Девушки ушли. Он остался один. Сел на бревно над шалманом и стал наблюдать, как, взвихренные движением воды, мельтешатся в оконце золотистые песчинки. Потом сразу все потемнело, солнце окунулось в тучу…
…Тихая и темная опустилась ночь над Ангарой. Монотонно «работали» цепи, волочась по каменистому дну. Начинался перекат, быстрее было течение, и крупнее лежали камни в русле реки. Цепи то и дело закусывались — попадали в узкие щели между камней, натягивались, дергая плот, выскакивали из щелей и опять ползли, дребезжа железными звеньями.
Накрапывал мелкий дождик. В черной мгле ночи берегов не было видно. И если бы не дребезжание цепей, можно было подумать, что плот стоит на месте — так неприметно было его движение.
Костер, разведенный на каменном огнище, то вспыхивал, то угасал. Беззвучные, как летучие мыши, носились тени над бревнами плота. В дальнем конце, подобно звездочке, тлел второй костер. Возле него грелись вахтенные кормовые. У каждой реи тоже сидели дежурные. Нельзя было сплошь разводить костры, и те, что были на реях, сидели впотьмах до утра.

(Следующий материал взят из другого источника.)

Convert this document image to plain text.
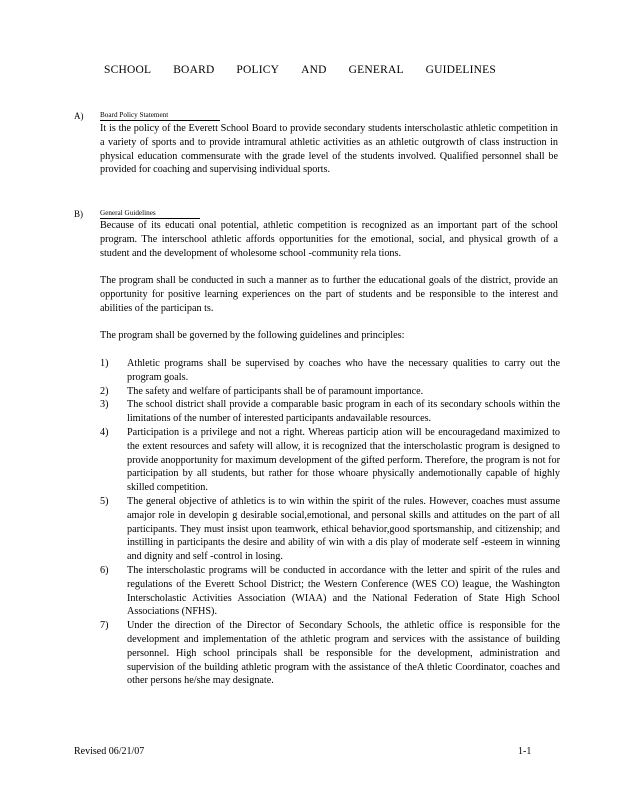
SCHOOL BOARD POLICY AND GENERAL GUIDELINES
A) Board Policy Statement
It is the policy of the Everett School Board to provide secondary students interscholastic athletic competition in a variety of sports and to provide intramural athletic activities as an athletic outgrowth of class instruction in physical education commensurate with the grade level of the students involved. Qualified personnel shall be provided for coaching and supervising individual sports.
B) General Guidelines
Because of its educati onal potential, athletic competition is recognized as an important part of the school program. The interschool athletic affords opportunities for the emotional, social, and physical growth of a student and the development of wholesome school -community rela tions.
The program shall be conducted in such a manner as to further the educational goals of the district, provide an opportunity for positive learning experiences on the part of students and be responsible to the interest and abilities of the participan ts.
The program shall be governed by the following guidelines and principles:
1) Athletic programs shall be supervised by coaches who have the necessary qualities to carry out the program goals.
2) The safety and welfare of participants shall be of paramount importance.
3) The school district shall provide a comparable basic program in each of its secondary schools within the limitations of the number of interested participants andavailable resources.
4) Participation is a privilege and not a right. Whereas particip ation will be encouragedand maximized to the extent resources and safety will allow, it is recognized that the interscholastic program is designed to provide anopportunity for maximum development of the gifted perform. Therefore, the program is not for participation by all students, but rather for those whoare physically andemotionally capable of highly skilled competition.
5) The general objective of athletics is to win within the spirit of the rules. However, coaches must assume amajor role in developin g desirable social,emotional, and personal skills and attitudes on the part of all participants. They must insist upon teamwork, ethical behavior,good sportsmanship, and citizenship; and instilling in participants the desire and ability of win with a dis play of moderate self -esteem in winning and dignity and self -control in losing.
6) The interscholastic programs will be conducted in accordance with the letter and spirit of the rules and regulations of the Everett School District; the Western Conference (WES CO) league, the Washington Interscholastic Activities Association (WIAA) and the National Federation of State High School Associations (NFHS).
7) Under the direction of the Director of Secondary Schools, the athletic office is responsible for the development and implementation of the athletic program and services with the assistance of building personnel. High school principals shall be responsible for the development, administration and supervision of the building athletic program with the assistance of theA thletic Coordinator, coaches and other persons he/she may designate.
Revised 06/21/07	1-1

Алексей Прокопыгч не спал, попыхивая трубкой, раздумчиво ворошил головешки в костре. Это было его правило — самому нести ночную вахту. Алексей Прокопьич знал наизусть всю реку и мог всегда безошибочно сказать, где находится плот. По каким-то одному ему ведомым приметам он в полной темноте узнавал протоки, перекаты, повороты, знал — ближе к правому или к левому берегу идет плот. И если дул прижимистый боковой ветер, Алексей Прокопьич задумчиво шевелил губами, что-то высчитывая, потом складывал рупором ладони и кричал в пустую темень, туда, где сидели на реях вахтенные девчата:
— Эй, вахта, приготовься на реях!..
И снова что-то соображал и высчитывал. Ночной ветер для него был самой большой неприятностью.
Александр сидел напротив Алексея Прокопьича, слушая неторопливые его рассказы. Как ручеек журчали они у старого лоцмана, и слушать их можно было бесконечно. Но Алексей Прокопьич вдруг смолк, выколотил о камень огнища трубку, продул ее и встал.
— Чего не ложишься? — спросил он Александра.